Les victimes civiles mises en avant
Ce genre de largesse historique aurait pu être rédhibitoire pour ce Call of Duty. Mais le jeu est rattrapé par ses excellentes intentions en matière de traitement de la guerre. On a souvent reproché à Call of Duty de proposer une image trop alléchante de la guerre, avec son quota de héros sans failles et de violence gratuite. Une vision problématique quand on sait que, malgré l'interdiction aux moins de 18 ans, la série est très prisée des adolescents, forcément plus influençable que des joueurs plus matures.
Avec Modern Warfare, Call of Duty semble avoir enfin pris ses responsabilités. Le scénario aborde ainsi frontalement la question des crimes de guerre et donne une place non négligeable, et inédite, au sort dramatique des populations civiles victimes de ces guerres par procuration. "Quand les riches se font la guerre, ce sont les pauvres qui meurent" : la citation de Sartre, affichée parmi d'autres quand l'on meurt dans le jeu, n'aura jamais été aussi bien appliquée que dans ce Call of Duty : Modern Warfare.
Les atrocités de la guerre sont notamment évoquées à travers le personnage de Farah Karim, la commandante des rebelles, hommage évident aux unités de combattantes kurdes en Syrie. Grâce à des flash-back, on apprend que les Russes ont tué la famille de Farah dans un bombardement, avant de gazer la ville. Mais, idée extrêmement forte : ce n'est pas raconté dans une cinématique, il s'agit d'une séquence jouable. Exit les soldats, le temps d'une mission mémorable, on incarne une petite fille, d’abord coincée sous les débris de sa maison, puis contrainte de fuir la ville dévastée en évitant les soldats russes et le gaz. Dans un jeu de guerre, c’est un point de vue inédit et vraiment bienvenu.

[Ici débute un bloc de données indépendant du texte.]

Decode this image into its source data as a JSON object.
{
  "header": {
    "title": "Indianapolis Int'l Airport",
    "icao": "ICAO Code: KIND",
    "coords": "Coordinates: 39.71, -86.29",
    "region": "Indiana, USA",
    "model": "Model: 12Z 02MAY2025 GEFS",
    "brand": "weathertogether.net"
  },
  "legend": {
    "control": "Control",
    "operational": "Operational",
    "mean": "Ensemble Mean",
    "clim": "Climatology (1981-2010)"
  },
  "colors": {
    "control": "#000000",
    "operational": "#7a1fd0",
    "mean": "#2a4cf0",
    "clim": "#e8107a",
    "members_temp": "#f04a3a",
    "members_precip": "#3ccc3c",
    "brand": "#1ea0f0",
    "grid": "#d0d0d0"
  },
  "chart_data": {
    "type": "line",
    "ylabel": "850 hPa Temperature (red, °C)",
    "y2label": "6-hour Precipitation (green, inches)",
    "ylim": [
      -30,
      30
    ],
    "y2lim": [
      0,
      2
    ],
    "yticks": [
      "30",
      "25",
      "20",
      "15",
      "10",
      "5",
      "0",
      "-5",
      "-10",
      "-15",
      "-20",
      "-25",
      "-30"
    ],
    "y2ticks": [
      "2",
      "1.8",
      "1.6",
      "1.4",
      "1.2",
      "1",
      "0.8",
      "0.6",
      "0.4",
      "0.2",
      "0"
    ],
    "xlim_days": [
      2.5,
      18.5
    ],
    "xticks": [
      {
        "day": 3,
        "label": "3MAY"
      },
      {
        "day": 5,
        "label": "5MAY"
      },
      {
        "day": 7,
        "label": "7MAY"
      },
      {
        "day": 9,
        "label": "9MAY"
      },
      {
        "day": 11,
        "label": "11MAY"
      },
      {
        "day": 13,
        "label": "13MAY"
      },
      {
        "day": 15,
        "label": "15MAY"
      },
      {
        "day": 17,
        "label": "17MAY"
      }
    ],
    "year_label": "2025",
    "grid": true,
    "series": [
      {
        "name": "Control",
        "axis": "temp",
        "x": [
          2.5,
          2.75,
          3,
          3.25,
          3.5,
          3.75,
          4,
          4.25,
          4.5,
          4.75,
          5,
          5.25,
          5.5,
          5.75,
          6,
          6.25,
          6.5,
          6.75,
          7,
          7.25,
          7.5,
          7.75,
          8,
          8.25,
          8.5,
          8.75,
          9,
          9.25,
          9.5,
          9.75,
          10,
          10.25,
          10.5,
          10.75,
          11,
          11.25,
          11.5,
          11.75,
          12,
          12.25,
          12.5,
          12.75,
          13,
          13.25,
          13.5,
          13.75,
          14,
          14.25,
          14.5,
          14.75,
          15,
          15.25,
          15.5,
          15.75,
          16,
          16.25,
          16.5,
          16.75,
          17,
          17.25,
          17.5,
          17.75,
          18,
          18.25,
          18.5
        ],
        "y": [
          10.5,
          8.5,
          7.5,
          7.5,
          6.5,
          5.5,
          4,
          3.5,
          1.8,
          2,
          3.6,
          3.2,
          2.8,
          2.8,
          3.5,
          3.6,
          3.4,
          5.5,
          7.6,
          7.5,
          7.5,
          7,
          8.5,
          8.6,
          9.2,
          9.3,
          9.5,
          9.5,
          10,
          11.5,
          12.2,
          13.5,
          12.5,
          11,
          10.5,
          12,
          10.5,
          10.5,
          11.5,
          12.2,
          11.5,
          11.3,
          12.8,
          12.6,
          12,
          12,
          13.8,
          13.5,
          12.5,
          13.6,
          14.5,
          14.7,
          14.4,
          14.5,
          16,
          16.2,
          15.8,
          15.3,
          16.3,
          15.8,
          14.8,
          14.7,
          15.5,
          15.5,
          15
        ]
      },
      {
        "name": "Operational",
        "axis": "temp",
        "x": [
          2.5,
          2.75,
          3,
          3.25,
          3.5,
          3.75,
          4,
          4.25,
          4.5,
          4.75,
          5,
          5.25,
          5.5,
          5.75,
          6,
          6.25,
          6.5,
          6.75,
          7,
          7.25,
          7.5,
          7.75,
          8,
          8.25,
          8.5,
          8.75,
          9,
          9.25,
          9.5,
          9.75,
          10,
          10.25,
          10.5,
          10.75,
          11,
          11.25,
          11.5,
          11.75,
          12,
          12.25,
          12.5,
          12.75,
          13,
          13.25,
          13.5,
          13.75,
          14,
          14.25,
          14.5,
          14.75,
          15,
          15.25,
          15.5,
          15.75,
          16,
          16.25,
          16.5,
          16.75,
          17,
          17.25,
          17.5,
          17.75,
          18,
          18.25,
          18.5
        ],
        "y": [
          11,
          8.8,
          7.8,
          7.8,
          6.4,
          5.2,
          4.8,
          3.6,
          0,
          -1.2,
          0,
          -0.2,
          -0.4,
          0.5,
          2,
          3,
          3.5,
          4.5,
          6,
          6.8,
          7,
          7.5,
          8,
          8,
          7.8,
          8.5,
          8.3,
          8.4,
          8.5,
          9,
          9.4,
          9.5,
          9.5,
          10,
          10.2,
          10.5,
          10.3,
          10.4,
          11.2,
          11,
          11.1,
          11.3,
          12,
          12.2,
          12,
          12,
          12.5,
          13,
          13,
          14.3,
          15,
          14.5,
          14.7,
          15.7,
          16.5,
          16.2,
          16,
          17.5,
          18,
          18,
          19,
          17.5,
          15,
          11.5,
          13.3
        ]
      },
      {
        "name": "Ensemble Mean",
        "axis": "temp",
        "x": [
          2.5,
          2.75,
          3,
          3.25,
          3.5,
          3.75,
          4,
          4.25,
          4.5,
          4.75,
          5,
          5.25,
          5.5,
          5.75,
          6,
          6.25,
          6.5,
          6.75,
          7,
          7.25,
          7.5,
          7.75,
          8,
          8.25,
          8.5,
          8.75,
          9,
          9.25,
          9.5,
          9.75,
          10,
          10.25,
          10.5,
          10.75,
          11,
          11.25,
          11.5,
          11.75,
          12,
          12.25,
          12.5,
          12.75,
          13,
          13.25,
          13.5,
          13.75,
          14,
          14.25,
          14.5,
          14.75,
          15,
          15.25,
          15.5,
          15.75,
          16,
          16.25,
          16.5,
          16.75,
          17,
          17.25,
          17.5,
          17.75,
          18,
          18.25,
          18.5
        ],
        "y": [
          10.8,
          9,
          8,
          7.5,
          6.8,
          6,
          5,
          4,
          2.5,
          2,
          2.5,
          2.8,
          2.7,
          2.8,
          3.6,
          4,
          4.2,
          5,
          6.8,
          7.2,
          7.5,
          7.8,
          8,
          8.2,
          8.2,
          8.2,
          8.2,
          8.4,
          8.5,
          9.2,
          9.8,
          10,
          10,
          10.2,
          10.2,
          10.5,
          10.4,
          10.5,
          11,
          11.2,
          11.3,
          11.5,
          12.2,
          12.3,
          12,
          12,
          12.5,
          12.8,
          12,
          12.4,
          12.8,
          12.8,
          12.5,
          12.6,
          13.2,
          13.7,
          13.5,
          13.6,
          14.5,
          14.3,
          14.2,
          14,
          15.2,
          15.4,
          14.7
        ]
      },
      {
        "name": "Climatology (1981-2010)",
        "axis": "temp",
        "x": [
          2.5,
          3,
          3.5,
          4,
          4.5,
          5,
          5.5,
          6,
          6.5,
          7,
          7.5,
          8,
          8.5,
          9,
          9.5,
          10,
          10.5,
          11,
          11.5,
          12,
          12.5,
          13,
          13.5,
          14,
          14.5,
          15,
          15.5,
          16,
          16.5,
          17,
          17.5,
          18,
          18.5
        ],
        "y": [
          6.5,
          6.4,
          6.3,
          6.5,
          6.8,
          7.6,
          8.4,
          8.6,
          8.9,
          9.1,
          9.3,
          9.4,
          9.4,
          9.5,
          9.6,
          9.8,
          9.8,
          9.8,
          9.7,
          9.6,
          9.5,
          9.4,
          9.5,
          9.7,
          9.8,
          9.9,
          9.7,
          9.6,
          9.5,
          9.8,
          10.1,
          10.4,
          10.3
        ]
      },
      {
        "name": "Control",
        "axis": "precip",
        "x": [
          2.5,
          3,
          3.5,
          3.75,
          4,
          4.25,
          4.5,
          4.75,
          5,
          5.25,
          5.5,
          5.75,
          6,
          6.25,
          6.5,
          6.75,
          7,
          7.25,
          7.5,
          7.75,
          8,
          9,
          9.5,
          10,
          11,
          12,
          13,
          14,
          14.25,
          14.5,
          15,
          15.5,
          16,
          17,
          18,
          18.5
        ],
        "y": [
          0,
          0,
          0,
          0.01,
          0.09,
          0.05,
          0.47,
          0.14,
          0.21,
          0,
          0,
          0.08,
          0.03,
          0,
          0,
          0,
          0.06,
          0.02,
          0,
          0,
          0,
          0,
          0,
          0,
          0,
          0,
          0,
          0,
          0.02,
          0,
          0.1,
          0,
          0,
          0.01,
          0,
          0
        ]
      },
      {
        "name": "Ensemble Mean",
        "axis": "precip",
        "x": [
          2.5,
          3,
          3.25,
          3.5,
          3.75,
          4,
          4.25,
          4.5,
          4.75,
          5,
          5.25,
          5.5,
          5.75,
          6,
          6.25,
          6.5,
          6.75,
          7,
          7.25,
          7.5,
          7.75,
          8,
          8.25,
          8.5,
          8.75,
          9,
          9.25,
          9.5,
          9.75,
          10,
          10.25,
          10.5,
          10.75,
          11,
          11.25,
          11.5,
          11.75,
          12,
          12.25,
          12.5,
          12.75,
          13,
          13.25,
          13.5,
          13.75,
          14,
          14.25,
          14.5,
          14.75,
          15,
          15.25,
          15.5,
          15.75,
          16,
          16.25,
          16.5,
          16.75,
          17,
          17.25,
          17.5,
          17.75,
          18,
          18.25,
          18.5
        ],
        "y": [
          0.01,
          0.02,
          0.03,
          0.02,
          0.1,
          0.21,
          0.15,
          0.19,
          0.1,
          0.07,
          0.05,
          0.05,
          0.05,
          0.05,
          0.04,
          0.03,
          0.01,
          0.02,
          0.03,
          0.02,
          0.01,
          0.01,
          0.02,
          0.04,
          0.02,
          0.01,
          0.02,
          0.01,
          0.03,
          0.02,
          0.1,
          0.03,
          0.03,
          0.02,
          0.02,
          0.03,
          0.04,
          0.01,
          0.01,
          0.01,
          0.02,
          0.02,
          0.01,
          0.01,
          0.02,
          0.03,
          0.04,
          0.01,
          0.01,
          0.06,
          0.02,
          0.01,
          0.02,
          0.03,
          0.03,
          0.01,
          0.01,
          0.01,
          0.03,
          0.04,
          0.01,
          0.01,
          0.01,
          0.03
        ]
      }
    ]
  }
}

Pour raconter la guerre du point de vue des victimes civiles, les développeurs ont travaillé avec différents consultants, en plus des traditionnels Marines pour l’aspect militaire. En l'occurrence, des spécialistes des conflits au Moyen-Orient et des correspondants de guerre capables de relater la vie quotidienne des populations d’un pays occupé. La guerre n'a rien d'un jeu et Call of Duty semble enfin l'avoir compris.
Notre avis :
Tout n'est pas parfait dans ce Call of Duty : Modern Warfare mais Activision repart cette fois avec les encouragements. L'élève paresseux du fond de la classe s'est remis à faire des efforts et le potentiel entrevu à ses débuts est toujours là. Très prenante, la campagne solo du jeu nous a excité comme rarement un Call of Duty avait réussi à le faire. Si ce n'était les quelques arrangements étonnants pris avec la réalité historique et une durée de vie un peu courte, on serait pleinement satisfait. Mais il faut vraiment applaudir les progrès qui ont été faits pour rendre compte de l’horreur de la guerre.
À noter que le multijoueur, que nous n'avons pas évoqué ici, reste fidèle aux précédents volets : des affrontements entre joueurs sur des terrains limités avec des objectifs variables. Rien de très original à souligner mais les amateurs du genre y trouveront leur compte.